WOW.....that last post of mine was definitely long (sorry about that)
Blu......I have read what you posted to me several times. What you said makes a lot of sense to me. I am not sure exactly what it was that made me have this change of feelings towards my H and my M. I agree that he is conflicted, and that he thinks he has done too much damage and can never repair what he has done to me or our M. I also think he has too much pride and is a coward, and lacks the courage to be able to tell me how he really feels. And, until he is able to do that he will continue to struggle. He really doesn't have the coping skills needed at this point in his life, and I'm not sure if he ever will. He is totally depressed right now, even though he would never admit that.
I was proud of myself for being able to spend that much time with him, and validate how he was feeling for the majority of the time. I did get emotional at one point, and as usual he showed no sympathy towards me at all. It's as if he just shuts that part of his brain off.
I have started detaching from him.....something I thought I would NEVER be able to do. Now, have I totally detached, no where near that, but at least I am on my way. For the better part of the past 16 months he has consumed the majority of my thoughts. Since meeting with him the other day, I find that I haven't really thought about him as much. I guess seeing him look pitiful, knowing he is struggling because of selfish decisions he made/continue to make and being emotionless, have allowed me to be able to do that. I am trying not to take everything he says or does personal, but when it is being done to you, or has been done to you for such a long time, it is really difficult.
I am going to move forward with my life. I am finally excited about things moving forward. I am looking forward to selling this house and finding a new place to live. I am looking at places very opposite from where I live now. I think this will be so good for me.
I have not given up on my M, or the possibility of some sort of R with H, but I am moving forward and will continue to DB. I will definitely keep in mind what you said about not doing all of this with the thoughts that he will come back, or to punish him in some way. That was a great thing for me to read.
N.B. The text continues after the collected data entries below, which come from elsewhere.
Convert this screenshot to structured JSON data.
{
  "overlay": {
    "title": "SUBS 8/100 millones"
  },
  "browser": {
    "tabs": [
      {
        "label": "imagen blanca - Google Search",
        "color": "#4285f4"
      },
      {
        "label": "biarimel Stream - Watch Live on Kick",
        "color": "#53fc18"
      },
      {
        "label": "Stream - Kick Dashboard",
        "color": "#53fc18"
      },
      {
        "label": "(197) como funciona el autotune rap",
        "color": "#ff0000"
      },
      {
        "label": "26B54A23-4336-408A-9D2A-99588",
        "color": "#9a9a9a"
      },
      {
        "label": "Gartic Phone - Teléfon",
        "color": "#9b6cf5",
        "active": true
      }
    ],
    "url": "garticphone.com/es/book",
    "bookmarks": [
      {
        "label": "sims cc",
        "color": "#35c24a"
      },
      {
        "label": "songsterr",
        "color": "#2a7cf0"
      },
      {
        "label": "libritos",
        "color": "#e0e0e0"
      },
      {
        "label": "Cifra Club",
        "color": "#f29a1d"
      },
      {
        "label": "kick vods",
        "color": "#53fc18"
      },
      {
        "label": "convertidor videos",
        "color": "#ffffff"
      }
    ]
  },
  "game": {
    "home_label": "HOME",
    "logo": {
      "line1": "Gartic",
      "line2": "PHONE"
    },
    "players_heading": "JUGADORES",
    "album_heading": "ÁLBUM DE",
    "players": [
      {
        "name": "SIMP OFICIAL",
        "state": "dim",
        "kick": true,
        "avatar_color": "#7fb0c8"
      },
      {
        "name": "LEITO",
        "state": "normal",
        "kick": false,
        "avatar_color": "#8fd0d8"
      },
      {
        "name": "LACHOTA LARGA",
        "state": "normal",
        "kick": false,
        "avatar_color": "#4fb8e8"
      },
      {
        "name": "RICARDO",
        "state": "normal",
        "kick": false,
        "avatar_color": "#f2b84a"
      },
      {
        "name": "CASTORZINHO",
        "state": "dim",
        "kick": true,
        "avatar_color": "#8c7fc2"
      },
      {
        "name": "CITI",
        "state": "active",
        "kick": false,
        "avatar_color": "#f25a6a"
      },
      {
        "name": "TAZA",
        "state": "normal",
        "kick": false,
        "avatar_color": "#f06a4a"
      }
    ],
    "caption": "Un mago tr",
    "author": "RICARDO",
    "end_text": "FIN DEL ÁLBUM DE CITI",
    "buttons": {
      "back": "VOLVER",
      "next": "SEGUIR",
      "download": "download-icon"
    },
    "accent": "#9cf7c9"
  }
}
Skyghigh.....all of your wonderful words of wisdom and support has brought me to this place where I finally am starting to feel like I can move forward and let go. It has been very difficult for me, and I know that things are still going to be difficult at times, but I am looking at things differently. I can feel a little of the old me coming back, and I like it
I also feel like my anger towards H is becoming less of an issue for me. I know he is reaching out because he needs money, but I am going to have to not let that upset me, or bring me to a place of anger.